The discovery came just few weeks after the grim discovery of 215 Indigenous children’s bodied by the Tk’emlúps te Secwe̓pemc First Nation in a mass grave at the site of the former Kamloops Indian Residential School in British Colombia.

Also last month, the Cowessess First Nation in Saskatchewan announced its discovery of 751 unmarked graves near the site of the former Marieval Indian Residential School, which operated from 1899 to 1997 in the area.

 Another site with 182 unmarked graves was announced Wednesday after an investigation undertaken by the community of ʔaq’am, near Cranbrook, British Columbia.

About 150,000 First Nations children were forcibly separated from their families and communities and forced to attend the religious schools which were established in the 19th century to assimilate Indigenous children into the Anglo settler-colonial culture of Canada.

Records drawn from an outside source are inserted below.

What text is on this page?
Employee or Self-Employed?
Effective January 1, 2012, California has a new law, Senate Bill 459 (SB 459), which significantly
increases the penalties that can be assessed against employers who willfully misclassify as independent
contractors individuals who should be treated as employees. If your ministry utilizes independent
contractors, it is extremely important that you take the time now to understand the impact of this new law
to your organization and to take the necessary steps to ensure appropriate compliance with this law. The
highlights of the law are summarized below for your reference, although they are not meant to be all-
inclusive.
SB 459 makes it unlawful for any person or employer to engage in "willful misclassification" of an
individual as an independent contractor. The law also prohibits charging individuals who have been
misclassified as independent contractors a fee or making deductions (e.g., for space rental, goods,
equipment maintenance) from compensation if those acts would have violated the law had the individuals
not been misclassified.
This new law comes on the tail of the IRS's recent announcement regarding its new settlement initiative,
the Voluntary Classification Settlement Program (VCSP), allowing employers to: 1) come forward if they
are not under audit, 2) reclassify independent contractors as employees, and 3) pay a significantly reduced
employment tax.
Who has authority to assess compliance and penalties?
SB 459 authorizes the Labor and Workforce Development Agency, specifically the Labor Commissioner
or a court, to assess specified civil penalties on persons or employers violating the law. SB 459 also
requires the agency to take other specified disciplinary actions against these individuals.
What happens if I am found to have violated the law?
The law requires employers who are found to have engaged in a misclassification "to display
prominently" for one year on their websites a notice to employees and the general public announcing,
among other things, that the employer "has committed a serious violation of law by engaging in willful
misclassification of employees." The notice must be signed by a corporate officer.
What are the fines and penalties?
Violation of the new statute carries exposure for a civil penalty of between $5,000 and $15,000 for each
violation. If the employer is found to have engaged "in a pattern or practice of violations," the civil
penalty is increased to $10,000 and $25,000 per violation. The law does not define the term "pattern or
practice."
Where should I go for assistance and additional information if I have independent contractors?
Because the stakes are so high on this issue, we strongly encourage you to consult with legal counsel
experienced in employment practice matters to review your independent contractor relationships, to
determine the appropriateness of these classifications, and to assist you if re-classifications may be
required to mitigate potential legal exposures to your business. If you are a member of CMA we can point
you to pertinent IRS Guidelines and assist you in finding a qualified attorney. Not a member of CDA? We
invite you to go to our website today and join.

Canada’s Truth and Reconciliation Commission has confirmed that large amounts of Indigenous children fled such residential schools or died there, their whereabouts unknown. Former students have also testified to the horrific sexual, mental and physical abuse they suffered while enrolled at the schools. Myriad students died from preventable diseases that rapidly spread in unsanitary conditions, as well as in accidents and fires. Others disappeared when trying to escape. The Commission has denounced the schools for institutionalizing child neglect and for being organs of “cultural genocide.”

Indigenous groups and Canadian politicians are also demanding an apology from the Catholic Church – specifically Pope Francis. Activists have also rejected Canada Day celebrations this year to highlight the anti-Indigenous atrocities that the founding of the North American country entailed.